ROM. Messdiener soweit das Auge reicht: Alle Mini-Wallfahrer aus der Pfarrgruppe Rockenberg auf einen Blick. Text + Foto: Müh

ROM-WALLFAHRT — Messdiener aus der nördlichen Wetterau beim Papst / „Jaget dem Frieden nach“

BUTZBACH/MÜNZENBERG/ROCKENBERG (Müh). „Suchet den Frieden und jaget ihm nach“ – so lautete das Motto der diesjährigen Internationalen Messdienerwallfahrt nach Rom. Papst Franziskus hatte eingeladen und über 60 000 Messdiener aus der ganzen Welt waren gekommen. Darunter 1600 Minis aus dem Bistum Mainz. Mit dabei auch Jugendliche aus den katholischen Gemeinden St. Gallus (Rockenberg) sowie St. Nikolaus (Münzenberg), Mariä Himmelfahrt (Gambach) und St. Gottfried (Butzbach). 

Mit einem Sonderzug waren die jungen Katholiken mit ihren Betreuern in Gießen zu ihrer Wallfahrt aufgebrochen. Nach insgesamt 44 Stunden im Zug und einer Woche in der Ewigen Stadt sind alle wieder wohl behalten und voller Eindrücke in der Wetterau zurück. Mit im Gepäck: unvergessliche Erlebnisse. Hinter den heimischen Minis liegt eine Woche voller Aufregung, neuer Eindrücke und vielen schönen Begegnungen. Die Audienz bei Papst Franziskus war der Höhepunkt der Wallfahrt. Mit dem Papst für Frieden zu beten und ihn dabei aus nächster Nähe zusehen, wird allen ein unvergessliches Erlebnis bleiben. 

Doch auch die anderen Programmpunkte, wie zum Beispiel die Fahrt nach Assisi auf den Spuren des heiligen Franziskus, das Blind Date, bei dem sich die Minis aus verschiedenen Diözesen und Bistümern miteinander austauschten, gesungen und gebetet haben, bleiben im Gedächtnis.

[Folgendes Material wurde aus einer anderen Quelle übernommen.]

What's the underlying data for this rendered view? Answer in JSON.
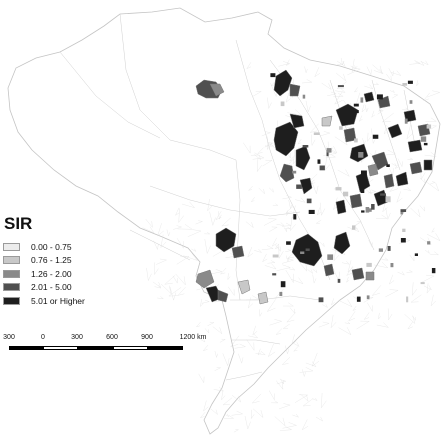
{
  "legend": {
    "title": "SIR",
    "items": [
      {
        "label": "0.00 - 0.75",
        "color": "#ececec"
      },
      {
        "label": "0.76 - 1.25",
        "color": "#c8c8c8"
      },
      {
        "label": "1.26 - 2.00",
        "color": "#8a8a8a"
      },
      {
        "label": "2.01 - 5.00",
        "color": "#505050"
      },
      {
        "label": "5.01 or Higher",
        "color": "#1e1e1e"
      }
    ]
  },
  "scalebar": {
    "labels": [
      "300",
      "0",
      "300",
      "600",
      "900",
      "1200 km"
    ]
  },
  "map": {
    "background_fill": "#ffffff",
    "border_color": "#c4c4c4"
  }
}
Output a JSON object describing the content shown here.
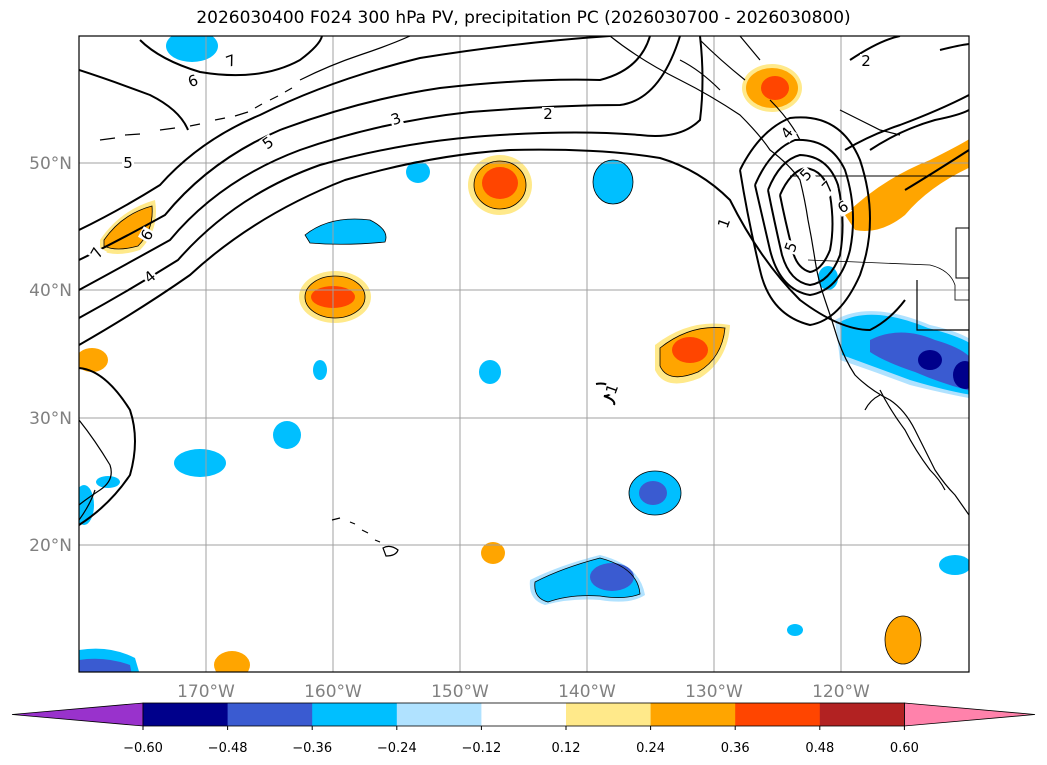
{
  "title": "2026030400 F024 300 hPa PV, precipitation PC (2026030700 - 2026030800)",
  "map": {
    "lat_ticks": [
      "50°N",
      "40°N",
      "30°N",
      "20°N"
    ],
    "lon_ticks": [
      "170°W",
      "160°W",
      "150°W",
      "140°W",
      "130°W",
      "120°W"
    ]
  },
  "pv_contour_labels": [
    "7",
    "6",
    "5",
    "5",
    "4",
    "3",
    "2",
    "2",
    "1",
    "1",
    "6",
    "7",
    "5",
    "4",
    "6",
    "7",
    "5"
  ],
  "colorbar": {
    "ticks": [
      "−0.60",
      "−0.48",
      "−0.36",
      "−0.24",
      "−0.12",
      "0.12",
      "0.24",
      "0.36",
      "0.48",
      "0.60"
    ],
    "colors": [
      "#9932CC",
      "#00008B",
      "#3A5BD1",
      "#00BFFF",
      "#B0E2FF",
      "#FFFFFF",
      "#FFE98A",
      "#FFA500",
      "#FF4500",
      "#B22222",
      "#FF82AB"
    ]
  }
}
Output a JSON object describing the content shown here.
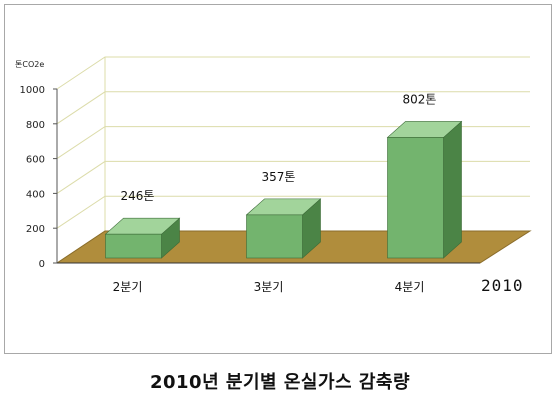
{
  "caption": "2010년 분기별 온실가스 감축량",
  "chart_data": {
    "type": "bar",
    "ylabel": "톤CO2e",
    "xlabel": "",
    "year_label": "2010",
    "categories": [
      "2분기",
      "3분기",
      "4분기"
    ],
    "values": [
      246,
      357,
      802
    ],
    "data_labels": [
      "246톤",
      "357톤",
      "802톤"
    ],
    "yticks": [
      "0",
      "200",
      "400",
      "600",
      "800",
      "1000"
    ],
    "ylim": [
      0,
      1000
    ],
    "grid": true,
    "legend": "none",
    "colors": {
      "bar_front": "#73b46e",
      "bar_top": "#a2d49b",
      "bar_side": "#4b8446",
      "floor": "#b08d3c",
      "floor_edge": "#8a6c2b",
      "grid": "#dcdcaa",
      "wall": "#ffffff"
    }
  }
}
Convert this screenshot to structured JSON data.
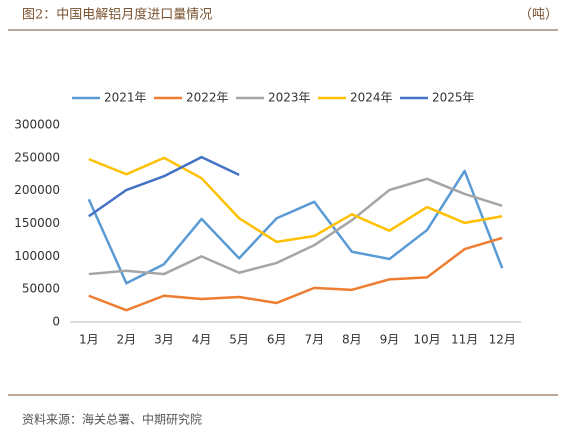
{
  "chart_data": {
    "type": "line",
    "title": "图2：中国电解铝月度进口量情况",
    "unit": "（吨）",
    "source": "资料来源：海关总署、中期研究院",
    "categories": [
      "1月",
      "2月",
      "3月",
      "4月",
      "5月",
      "6月",
      "7月",
      "8月",
      "9月",
      "10月",
      "11月",
      "12月"
    ],
    "series": [
      {
        "name": "2021年",
        "color": "#5b9bd5",
        "values": [
          187000,
          59000,
          88000,
          157000,
          97000,
          158000,
          183000,
          107000,
          96000,
          140000,
          230000,
          82000
        ]
      },
      {
        "name": "2022年",
        "color": "#ed7d31",
        "values": [
          40000,
          18000,
          40000,
          35000,
          38000,
          29000,
          52000,
          49000,
          65000,
          68000,
          111000,
          128000
        ]
      },
      {
        "name": "2023年",
        "color": "#a5a5a5",
        "values": [
          73000,
          78000,
          73000,
          100000,
          75000,
          90000,
          117000,
          155000,
          201000,
          218000,
          195000,
          177000
        ]
      },
      {
        "name": "2024年",
        "color": "#ffc000",
        "values": [
          248000,
          225000,
          250000,
          219000,
          158000,
          122000,
          131000,
          164000,
          139000,
          175000,
          151000,
          161000
        ]
      },
      {
        "name": "2025年",
        "color": "#4472c4",
        "values": [
          161000,
          201000,
          222000,
          251000,
          224000,
          null,
          null,
          null,
          null,
          null,
          null,
          null
        ]
      }
    ],
    "ylim": [
      0,
      300000
    ],
    "yticks": [
      0,
      50000,
      100000,
      150000,
      200000,
      250000,
      300000
    ],
    "grid": false,
    "legend": "top"
  }
}
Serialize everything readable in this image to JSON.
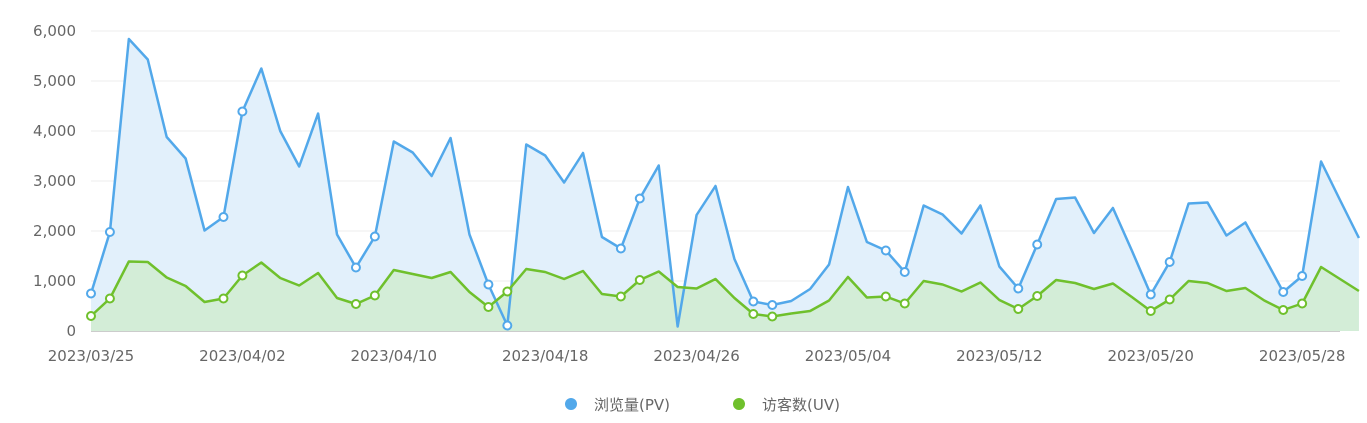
{
  "chart_data": {
    "type": "area",
    "x_start": "2023/03/25",
    "x_end": "2023/05/30",
    "xlabel": "",
    "ylabel": "",
    "ylim": [
      0,
      6000
    ],
    "y_ticks": [
      {
        "value": 0,
        "label": "0"
      },
      {
        "value": 1000,
        "label": "1,000"
      },
      {
        "value": 2000,
        "label": "2,000"
      },
      {
        "value": 3000,
        "label": "3,000"
      },
      {
        "value": 4000,
        "label": "4,000"
      },
      {
        "value": 5000,
        "label": "5,000"
      },
      {
        "value": 6000,
        "label": "6,000"
      }
    ],
    "x_ticks": [
      {
        "date": "2023/03/25",
        "label": "2023/03/25"
      },
      {
        "date": "2023/04/02",
        "label": "2023/04/02"
      },
      {
        "date": "2023/04/10",
        "label": "2023/04/10"
      },
      {
        "date": "2023/04/18",
        "label": "2023/04/18"
      },
      {
        "date": "2023/04/26",
        "label": "2023/04/26"
      },
      {
        "date": "2023/05/04",
        "label": "2023/05/04"
      },
      {
        "date": "2023/05/12",
        "label": "2023/05/12"
      },
      {
        "date": "2023/05/20",
        "label": "2023/05/20"
      },
      {
        "date": "2023/05/28",
        "label": "2023/05/28"
      }
    ],
    "grid": true,
    "legend_position": "bottom-center",
    "series": [
      {
        "name": "浏览量(PV)",
        "color": "#52a8ea",
        "fill": "#e2f0fb",
        "values": [
          750,
          1980,
          5840,
          5430,
          3880,
          3450,
          2010,
          2280,
          4390,
          5250,
          4000,
          3290,
          4350,
          1930,
          1270,
          1890,
          3790,
          3570,
          3100,
          3860,
          1930,
          930,
          110,
          3730,
          3510,
          2970,
          3560,
          1880,
          1650,
          2650,
          3310,
          90,
          2320,
          2900,
          1440,
          590,
          520,
          600,
          840,
          1330,
          2880,
          1780,
          1610,
          1180,
          2510,
          2330,
          1950,
          2510,
          1290,
          850,
          1730,
          2640,
          2670,
          1960,
          2460,
          1610,
          730,
          1380,
          2550,
          2570,
          1910,
          2170,
          1480,
          780,
          1100,
          3390,
          2620,
          1860
        ],
        "markers": [
          0,
          1,
          7,
          8,
          14,
          15,
          21,
          22,
          28,
          29,
          35,
          36,
          42,
          43,
          49,
          50,
          56,
          57,
          63,
          64
        ]
      },
      {
        "name": "访客数(UV)",
        "color": "#6fc02c",
        "fill": "#d3edd7",
        "values": [
          300,
          650,
          1390,
          1380,
          1070,
          900,
          580,
          650,
          1110,
          1370,
          1060,
          910,
          1160,
          660,
          540,
          710,
          1220,
          1140,
          1060,
          1180,
          780,
          480,
          790,
          1240,
          1180,
          1040,
          1200,
          740,
          690,
          1020,
          1190,
          880,
          850,
          1040,
          660,
          340,
          290,
          350,
          400,
          610,
          1080,
          670,
          690,
          550,
          1000,
          930,
          790,
          970,
          620,
          440,
          700,
          1020,
          960,
          840,
          950,
          680,
          400,
          630,
          1000,
          960,
          800,
          860,
          610,
          420,
          550,
          1280,
          1040,
          800
        ],
        "markers": [
          0,
          1,
          7,
          8,
          14,
          15,
          21,
          22,
          28,
          29,
          35,
          36,
          42,
          43,
          49,
          50,
          56,
          57,
          63,
          64
        ]
      }
    ]
  }
}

Ebenfalls ein wichtiger Höhepunkt der Wallfahrt war ein Gottesdienst für die Minis der Pfarrgruppe Rockenberg zusammen mit den Kollegen aus Butzbach im Petersdom. Die begleitenden Pfarrer Dr. Gregor Waclawiak und Pfarrer Eberhard Heinz durften mit ihren Gruppen exklusiv in einer Seitenkapelle die Heilige Messe feiern. „Das war für viele von uns, auf alle Fälle für mich persönlich spirituell der eindrucksvollste Punkt“, so der Münzenberger Betreuer Stephan Nandzik. „Die Wallfahrt hat durch das wahnsinnige schöne Gemeinschaftsgefühl im Glauben und untereinander dafür gesorgt, dass wir neu gestärkt im Glauben in unsere Gemeinden zurückkehren und dort nun mit neuer und anderer Kraft wirken können, um ein Stück Rom auch dort weiterzugeben“, sagte eine der Teilnehmerinnen. 

Ein ganz großes Dankeschön sagen die Jugendlichen allen Menschen in ihren Heimatgemeinden, die mit ihren Spenden die Wallfahrt der Minstranten in dieser Form erst ermöglicht haben. „Ein ganz besonder Dank gilt unseren Betreuern Stefan und Franziska, die uns trotz großer Hitze sicher durch Rom geführt haben und immer ein offenes Ohr und Auge für uns hatten“, sind sich die Minis aus der nördlichen Wetterau einig. 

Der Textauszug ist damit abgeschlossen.